Hacker News new | ask | show | jobs
by still_grokking 1481 days ago
And that's exactly the reason almost all mobile game are utter trash.

Of course that was caused because the app-"economy" was broken from day one on: You couldn't and still can't call out fair prices on mobile software. People weren't and aren't willing to pay those. So you have to make the software "free" and sell your user's data, or charge one or two bucks and use some other immoral scheme to get your actual costs covered.

On a broken market there are only broken products… Simple as that.

2 comments

My thoughts on the mobile gaming market are similar. There's great plenty of good ports of games like Slay the Spire, Civ VI, or even XCOM II. Problem is the majority of interested parties already have 'better' devices they'd prefer to play it on, so the prospect of paying even the discounted price that these ports have is too much.

So now you're left with people who haven't tried better games, and with all the good-enough free ones, how can even a discounted price full game compete?
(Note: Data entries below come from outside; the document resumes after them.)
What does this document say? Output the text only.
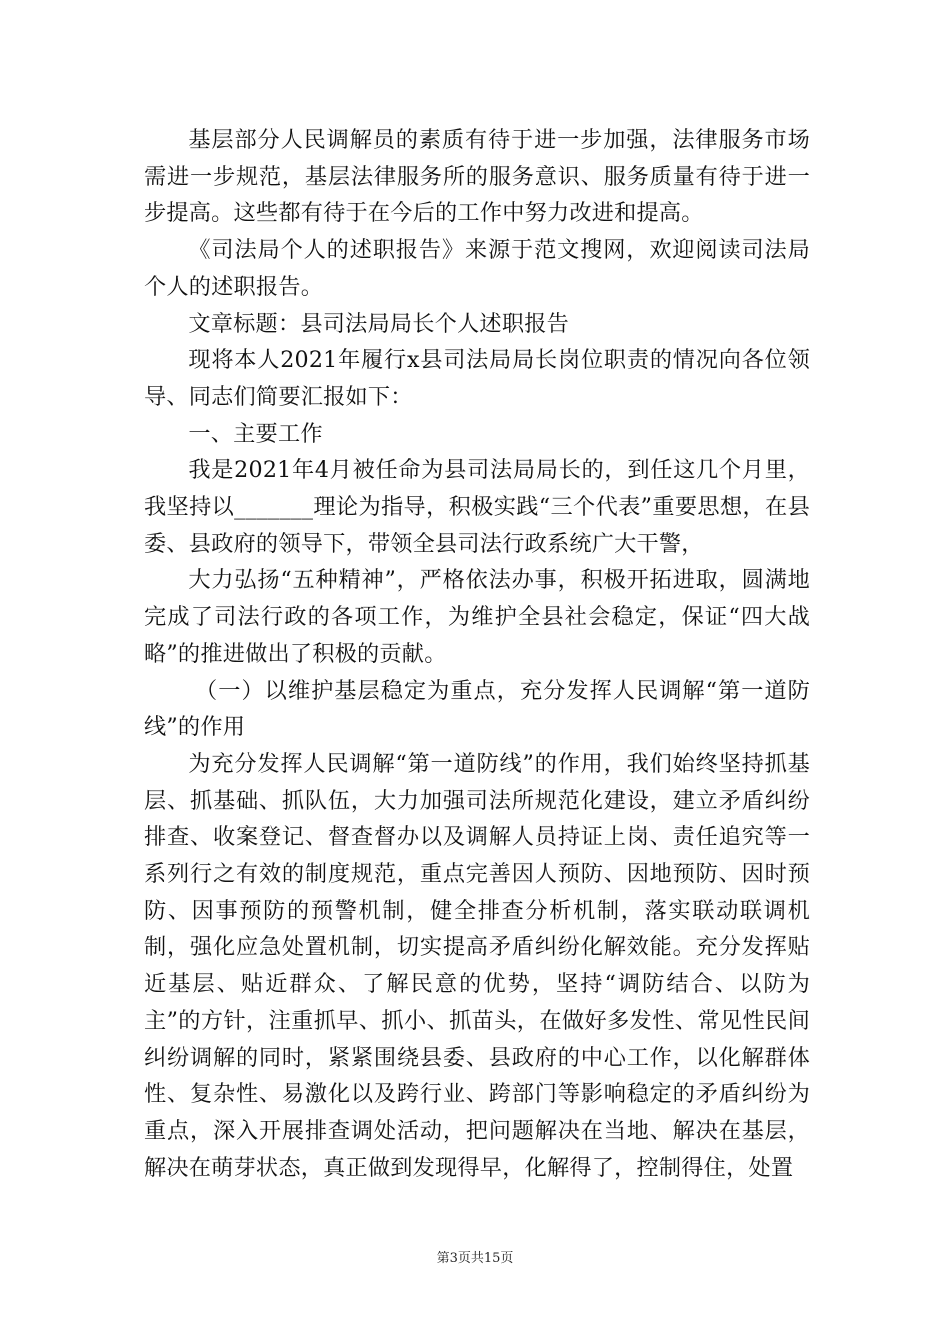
基层部分人民调解员的素质有待于进一步加强，法律服务市场需进一步规范，基层法律服务所的服务意识、服务质量有待于进一步提高。这些都有待于在今后的工作中努力改进和提高。

《司法局个人的述职报告》来源于范文搜网，欢迎阅读司法局个人的述职报告。

文章标题：县司法局局长个人述职报告

现将本人2021年履行x县司法局局长岗位职责的情况向各位领导、同志们简要汇报如下：

一、主要工作

我是2021年4月被任命为县司法局局长的，到任这几个月里，我坚持以_______理论为指导，积极实践“三个代表”重要思想，在县委、县政府的领导下，带领全县司法行政系统广大干警，

大力弘扬“五种精神”，严格依法办事，积极开拓进取，圆满地完成了司法行政的各项工作，为维护全县社会稳定，保证“四大战略”的推进做出了积极的贡献。

（一）以维护基层稳定为重点，充分发挥人民调解“第一道防线”的作用

为充分发挥人民调解“第一道防线”的作用，我们始终坚持抓基层、抓基础、抓队伍，大力加强司法所规范化建设，建立矛盾纠纷排查、收案登记、督查督办以及调解人员持证上岗、责任追究等一系列行之有效的制度规范，重点完善因人预防、因地预防、因时预防、因事预防的预警机制，健全排查分析机制，落实联动联调机制，强化应急处置机制，切实提高矛盾纠纷化解效能。充分发挥贴近基层、贴近群众、了解民意的优势，坚持“调防结合、以防为主”的方针，注重抓早、抓小、抓苗头，在做好多发性、常见性民间纠纷调解的同时，紧紧围绕县委、县政府的中心工作，以化解群体性、复杂性、易激化以及跨行业、跨部门等影响稳定的矛盾纠纷为重点，深入开展排查调处活动，把问题解决在当地、解决在基层，解决在萌芽状态，真正做到发现得早，化解得了，控制得住，处置

第3页共15页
Absolutely, I own Civ 6 on mobile because it was discounted on Christmas or something. I got most of the expansions for cheap on my PC/MacOS hybrid purchase from Steam. Then I’m expected to pay the full fat $40 for the “new” (came out in 2019) Civ 6 expansion on mobile. No way.
> You couldn't and still can't call out fair prices on mobile software. People weren't and aren't willing to pay those.
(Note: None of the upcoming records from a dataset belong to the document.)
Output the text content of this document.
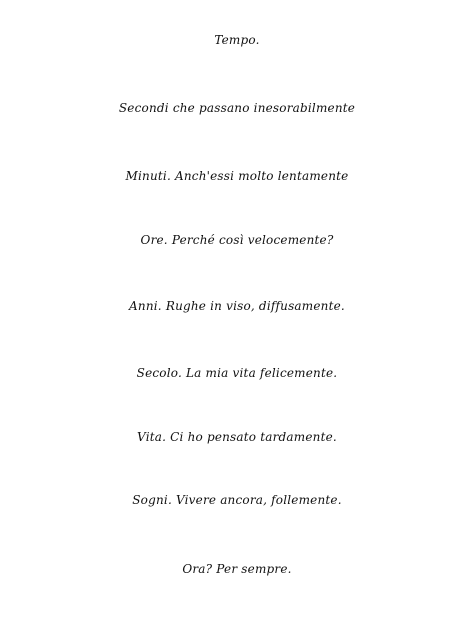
Tempo.
Secondi che passano inesorabilmente
Minuti. Anch'essi molto lentamente
Ore. Perché così velocemente?
Anni. Rughe in viso, diffusamente.
Secolo. La mia vita felicemente.
Vita. Ci ho pensato tardamente.
Sogni. Vivere ancora, follemente.
Ora? Per sempre.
I'm not sure if that is strictly true. Prices did vary a lot in the beginning. However scale created a race-to-the-bottom situation for the exact reason you cited: most people wanted to pay less. The market was flooded with apps and games at the minimum price which created a strong expectation among the bulk of buyers.
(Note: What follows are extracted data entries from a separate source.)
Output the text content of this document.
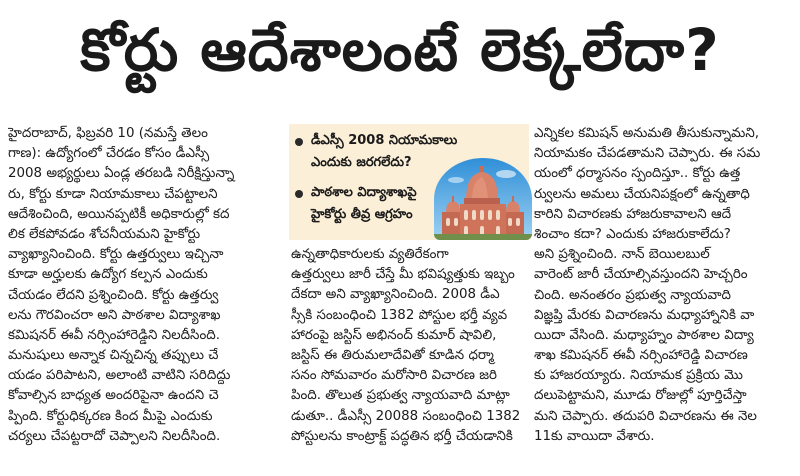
కోర్టు ఆదేశాలంటే లెక్కలేదా?
హైదరాబాద్, ఫిబ్రవరి 10 (నమస్తే తెలం
గాణ): ఉద్యోగంలో చేరడం కోసం డీఎస్సీ
2008 అభ్యర్థులు ఏండ్ల తరబడి నిరీక్షిస్తున్నా
రు, కోర్టు కూడా నియామకాలు చేపట్టాలని
ఆదేశించింది, అయినప్పటికీ అధికారుల్లో కద
లిక లేకపోవడం శోచనీయమని హైకోర్టు
వ్యాఖ్యానించింది. కోర్టు ఉత్తర్వులు ఇచ్చినా
కూడా అర్హులకు ఉద్యోగ కల్పన ఎందుకు
చేయడం లేదని ప్రశ్నించింది. కోర్టు ఉత్తర్వు
లను గౌరవించరా అని పాఠశాల విద్యాశాఖ
కమిషనర్ ఈవీ నర్సింహారెడ్డిని నిలదీసింది.
మనుషులు అన్నాక చిన్నచిన్న తప్పులు చే
యడం పరిపాటని, అలాంటి వాటిని సరిదిద్దు
కోవాల్సిన బాధ్యత అందరిపైనా ఉందని చె
ప్పింది. కోర్టుధిక్కరణ కింద మీపై ఎందుకు
చర్యలు చేపట్టరాదో చెప్పాలని నిలదీసింది.
డీఎస్సీ 2008 నియామకాలు
ఎందుకు జరగలేదు?
పాఠశాల విద్యాశాఖపై
హైకోర్టు తీవ్ర ఆగ్రహం
ఉన్నతాధికారులకు వ్యతిరేకంగా
ఉత్తర్వులు జారీ చేస్తే మీ భవిష్యత్తుకు ఇబ్బం
దేకదా అని వ్యాఖ్యానించింది. 2008 డీఎ
స్సీకి సంబంధించి 1382 పోస్టుల భర్తీ వ్యవ
హారంపై జస్టిస్ అభినంద్ కుమార్ షావిలి,
జస్టిస్ ఈ తిరుమలాదేవితో కూడిన ధర్మా
సనం సోమవారం మరోసారి విచారణ జరి
పింది. తొలుత ప్రభుత్వ న్యాయవాది మాట్లా
డుతూ.. డీఎస్సీ 20088 సంబంధించి 1382
పోస్టులను కాంట్రాక్ట్ పద్ధతిన భర్తీ చేయడానికి
ఎన్నికల కమిషన్ అనుమతి తీసుకున్నామని,
నియామకం చేపడతామని చెప్పారు. ఈ సమ
యంలో ధర్మాసనం స్పందిస్తూ.. కోర్టు ఉత్త
ర్వులను అమలు చేయనిపక్షంలో ఉన్నతాధి
కారిని విచారణకు హాజరుకావాలని ఆదే
శించాం కదా? ఎందుకు హాజరుకాలేదు?
అని ప్రశ్నించింది. నాన్ బెయిలబుల్
వారెంట్ జారీ చేయాల్సివస్తుందని హెచ్చరిం
చింది. అనంతరం ప్రభుత్వ న్యాయవాది
విజ్ఞప్తి మేరకు విచారణను మధ్యాహ్నానికి వా
యిదా వేసింది. మధ్యాహ్నం పాఠశాల విద్యా
శాఖ కమిషనర్ ఈవీ నర్సింహారెడ్డి విచారణ
కు హాజరయ్యారు. నియామక ప్రక్రియ మొ
దలుపెట్టామని, మూడు రోజుల్లో పూర్తిచేస్తా
మని చెప్పారు. తదుపరి విచారణను ఈ నెల
11కు వాయిదా వేశారు.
Consumable IAP is what really enabled the gambling-like mechanics. That was discovered not long after the implementation of IAP and very quickly the game devs that converted to free + consumable IAP started making all the money. IIRC it was an open secret in mobile games many many years ago that the optimal strategy was to make the early game easy to cast a wide net, then slowly ramp up the pay-to-win mechanics to milk the whales as much as possible. You don't really care if everyone else quits - so long as most people get X% of the way through before they do. Then you tweak X% to optimize for catching the most whales.

The super critical aspect is the deliberate ramp. You have to get as many people into the early part of the funnel as possible so some of them will become invested enough to become whales. This also means you absolutely must make the game miserable for 90% of your players but only after they've made a significant investment.